Multi-disciplinary work led by researchers from Trinity College Dublin has reportedly pinpointed a potential new therapeutic target for treating retinal degeneration. The work has discovered that a protein (SARM1) involved in neuronal cell injury may also have a role in the progression of retinal degeneration.
The research “SARM1 deficiency promotes rod and cone photoreceptor cell survival in a model of retinal degeneration”, involving experts from Trinity’s Schools of Medicine, Biochemistry and Immunology, Genetics and Microbiology, and Engineering, has just been published in the journal Life Science Alliance.
Millions of people worldwide suffer varying degrees of vision-loss due to irreversible retinal degenerative diseases. In Ireland alone, approximately 5,000 people are affected by inherited retinal degenerations, while another 80,000 are known to live with age-related macular degeneration (AMD). Photoreceptor cells are specialized neurons found in the back of our eyes that convert light into electrical signals that allow us to see. It is the death of these cells, and the cells that nourish them, that is termed retinal degeneration and is characteristic of blinding diseases such as AMD and retinitis pigmentosa.

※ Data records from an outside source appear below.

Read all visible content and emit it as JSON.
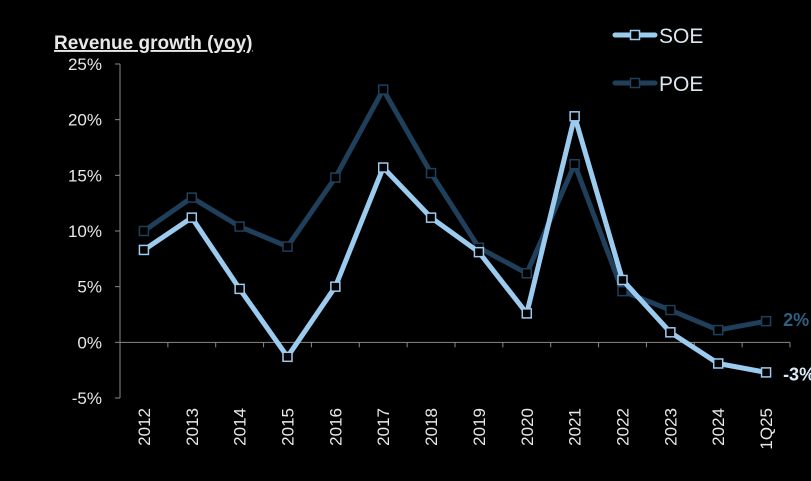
{
  "chart_data": {
    "type": "line",
    "title": "Revenue growth (yoy)",
    "xlabel": "",
    "ylabel": "",
    "categories": [
      "2012",
      "2013",
      "2014",
      "2015",
      "2016",
      "2017",
      "2018",
      "2019",
      "2020",
      "2021",
      "2022",
      "2023",
      "2024",
      "1Q25"
    ],
    "ylim": [
      -5,
      25
    ],
    "yticks": [
      -5,
      0,
      5,
      10,
      15,
      20,
      25
    ],
    "ytick_labels": [
      "-5%",
      "0%",
      "5%",
      "10%",
      "15%",
      "20%",
      "25%"
    ],
    "grid": false,
    "legend_position": "top-right",
    "series": [
      {
        "name": "SOE",
        "color": "#9ccbf0",
        "values": [
          8.3,
          11.2,
          4.8,
          -1.3,
          5.0,
          15.7,
          11.2,
          8.1,
          2.6,
          20.3,
          5.6,
          0.9,
          -1.9,
          -2.7
        ],
        "end_label": "-3%",
        "end_label_color": "#dce9f5"
      },
      {
        "name": "POE",
        "color": "#1f3f5a",
        "values": [
          10.0,
          13.0,
          10.4,
          8.6,
          14.8,
          22.7,
          15.2,
          8.5,
          6.2,
          16.0,
          4.6,
          2.9,
          1.1,
          1.9
        ],
        "end_label": "2%",
        "end_label_color": "#2f5f82"
      }
    ]
  }
}
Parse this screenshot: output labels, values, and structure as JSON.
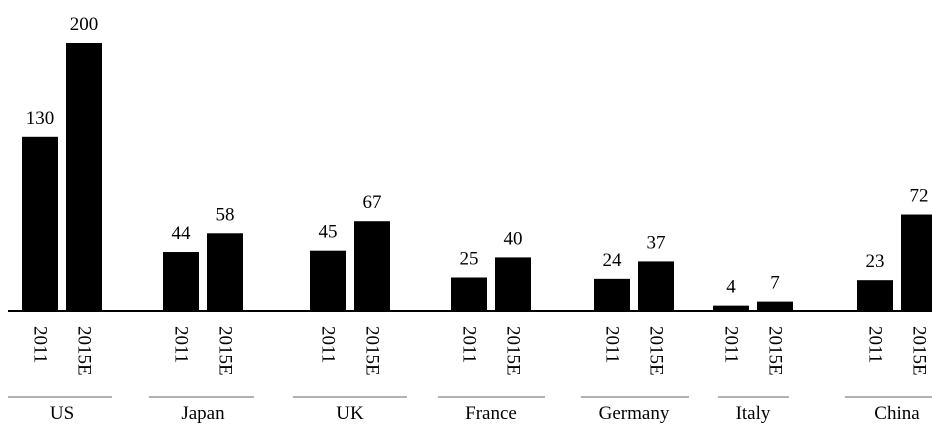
{
  "chart_data": {
    "type": "bar",
    "categories": [
      "US",
      "Japan",
      "UK",
      "France",
      "Germany",
      "Italy",
      "China"
    ],
    "series": [
      {
        "name": "2011",
        "values": [
          130,
          44,
          45,
          25,
          24,
          4,
          23
        ]
      },
      {
        "name": "2015E",
        "values": [
          200,
          58,
          67,
          40,
          37,
          7,
          72
        ]
      }
    ],
    "title": "",
    "xlabel": "",
    "ylabel": "",
    "ylim": [
      0,
      200
    ],
    "grid": false,
    "legend": "none",
    "bar_color": "#000000",
    "axis_color": "#000000",
    "group_line_color": "#9a9a9a"
  }
}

“Lots of different factors can initiate retinal degeneration and lead to severe visual impairment and eventual blindness, but ultimately the end-point is photoreceptor cell death,” Ema Ozaki, PhD, research fellow in clinical medicine at Trinity. “Although it seems unlikely the process of cell-death is, in fact, a programmed or organized event that directs proteins in our cells to take on ‘executioner’ roles.”
In this research, the team led by Sarah Doyle, PhD, assistant professor in immunology at Trinity, investigated the role of one such “executioner protein” called SARM1. The protein has come to the fore recently in the study of brain and spinal injury, as it is highly efficient at triggering the degeneration of neuronal cells. While the retina is an extension of the brain, this report is the first to describe a role for SARM1 in photoreceptor cell biology.
“Retinal degeneration is the leading cause of incurable blindness worldwide and is characterized by progressive loss of light-sensing photoreceptors in the neural retina. SARM1 is known for its role in axonal degeneration, but a role for SARM1 in photoreceptor cell degeneration has not been reported. SARM1 is known to mediate neuronal cell degeneration through depletion of essential metabolite NAD and induction of energy crisis,” write the investigators.
“Here, we demonstrate that SARM1 is expressed in photoreceptors, and using retinal tissue explant, we confirm that activation of SARM1 causes destruction of NAD pools in the photoreceptor layer. Through generation of rho−/−sarm1−/− double knockout mice, we demonstrate that genetic deletion of SARM1 promotes both rod and cone photoreceptor cell survival in the rhodopsin knockout (rho−/−) mouse model of photoreceptor degeneration. Finally, we demonstrate that SARM1 deficiency preserves cone visual function in the surviving photoreceptors when assayed by electroretinography. Overall, our data indicate that endogenous SARM1 has the capacity to consume NAD in photoreceptor cells and identifies a previously unappreciated role for SARM1-dependent cell death in photoreceptor cell degeneration.”
“Our research indicates that SARM1 is likely to be a key executioner in the process of retinal degeneration, because if we remove it from our experimental model system this has the effect of delaying the photoreceptor cells from dying,” explained Doyle. “This is an important finding because the first steps involved in processing ‘light into sight’ take place in the photoreceptors. As a result, losing photoreceptors ultimately equates to losing vision. For this reason, interventions that prevent or delay photoreceptor cell death are critical to preserve sight for as long as possible in people with degenerative retinal diseases.”
The research team was also able to show that the protected and surviving photoreceptors maintained their function and continued to transmit electrical signals to the optic nerve. This research has therefore provided a new therapeutic target to slow the progression of blinding diseases.
“This is particularly exciting for the future because others have recently shown that a gene therapy approach for inhibiting SARM1 is effective in protecting against neuronal degeneration,” added Doyle. “We know that gene therapy is well suited as a treatment for retinal disease, so such an approach for inhibiting SARM1 activity may offer an option for protecting vision across multiple retinal degenerative diseases.”